Can rosuvastatin protect against chemo-induced cardiotoxicity in HER2+ breast cancer?

Use of rosuvastatin is associated with a significantly lower decline in left ventricular ejection fraction (LVEF) and lower serum levels of cardiotoxicity-associated biomarkers in newly diagnosed HER2-positive breast cancer patients treated with anthracycline-based chemotherapy followed by trastuzumab, according to the results of a prospective, randomized, controlled, parallel study.

Doxorubicin is an anthracycline widely used in the treatment of breast cancer, which causes non-reversible, dose-dependent type 1 cardiotoxicity. Clinical trials have shown that subsequent use of trastuzumab is associated with high levels of cardiotoxicity as it affects cell survival and repair, which exacerbates the damage induced by prior doxorubicin therapy. [Eur Rev Med Pharmacol Sci 2018;22:2175-2185]

“Rosuvastatin is believed to have antioxidant and anti-inflammatory effects that may help to prevent DNA damage and provide cardioprotective effect,” wrote the researchers. [Atherosclerosis 2008;199:87] “In this study, we investigate the possible protective effect of rosuvastatin in chemotherapy-induced cardiotoxicity in HER2-positive breast cancer patients.”

Fifty newly diagnosed HER2-positive breast cancer female patients (age, 25–75 years) received doxorubicin 60 mg/m² plus cyclophosphamide 600 mg/m² on day 1 of every 21-day cycle for four cycles, followed by paclitaxel 80 mg/m² weekly for 12 weeks, with trastuzumab 4 mg/kg given with first dose of paclitaxel followed by trastuzumab 2 mg/kg weekly. Half of the patients (rosuvastatin group, n=25) received 20 mg of oral rosuvastatin 24 hours before the first cycle of chemotherapy and once daily for the rest of the follow-up period (6 months), while the patients in the control group (n=25) did not. [Med Oncol 2024;41:196]

The patients in the two groups had similar LVEF at baseline (rosuvastatin group: 66.68 percent; control group: 68.96 percent). After 3 months of treatment, LVEF declined by 1.36 vs 4.6 percent in rosuvastatin vs control group (p=0.036). After 6 months, LVEF declined by 3.44 percent in rosuvastatin group and 8.2 percent in the control group (p=0.002).

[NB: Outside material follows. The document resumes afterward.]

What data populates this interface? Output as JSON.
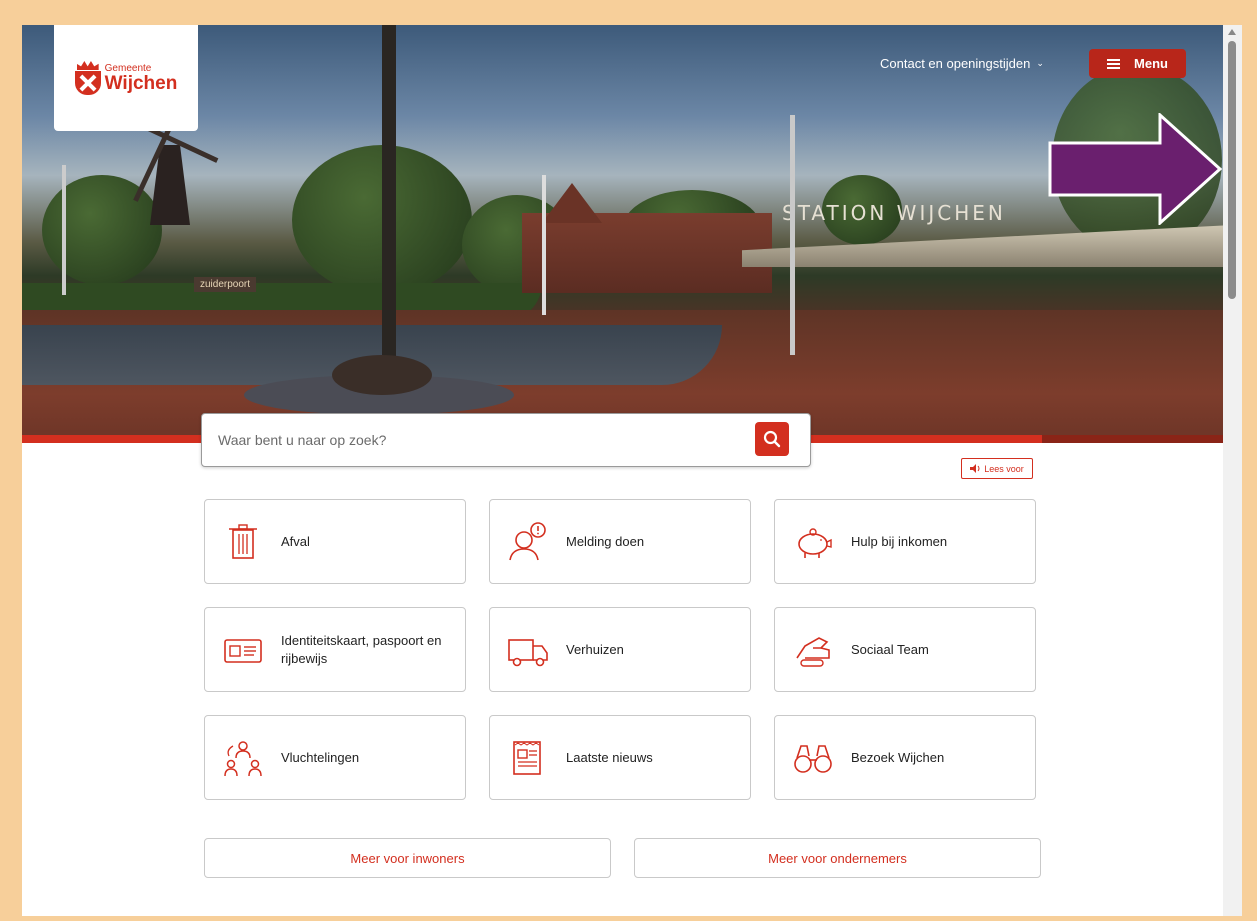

In addition, a significant difference in incidence of cardiotoxicity was detected between the two studied groups (p=0.037). Four patients (16 percent) in the control group vs no patients in rosuvastatin group experienced cardiotoxicity during the study period.

Since changes in serum biomarkers are more sensitive than LVEF decline, the researchers assessed high-sensitivity cardiac troponin I (hs-cTnI), myeloperoxidase (MPO), and interleukin-6 (IL-6) levels to detect subclinical cardiotoxicity. hs-cTnI is an early predictor of myocardial damage; its level was significantly lower among rosuvastatin-treated patients vs control patients after 3 (p=0.026) and 6 months (p=0.046). [Circulation 2004;109:2749-2754] MPO is a marker of oxidative stress and inflammation that is elevated in patients with heart failure and cardiac dysfunction. [J Am Coll Cardiol 2007;49:2364-2370] While no significant difference in MPO level was observed between the two groups after 3 months, patients in rosuvastatin group had significantly lower MPO level vs control patients after 6 months (p=0.014). IL-6 is a biomarker for inflammation linked to higher risk of cardiovascular events. [J Cardiovasc Transl Res 2020;13:431-450] Compared with control group, rosuvastatin-treated patients had significantly lower IL-6 after 3 (p=0.023) and 6 months (p=0.001).

“Our results demonstrate that rosuvastatin can protect against cardiotoxicity associated with breast cancer therapy, especially doxorubicin and trastuzumab, as assessed by LVEF and confirmed by specific cardiac inflammatory markers,” summarized the researchers.

No additional side effects were reported in rosuvastatin vs control group throughout the study. Alanine aminotransferase levels had remained unaltered in both groups, implying rosuvastatin did not have any significant effect on patients’ liver function.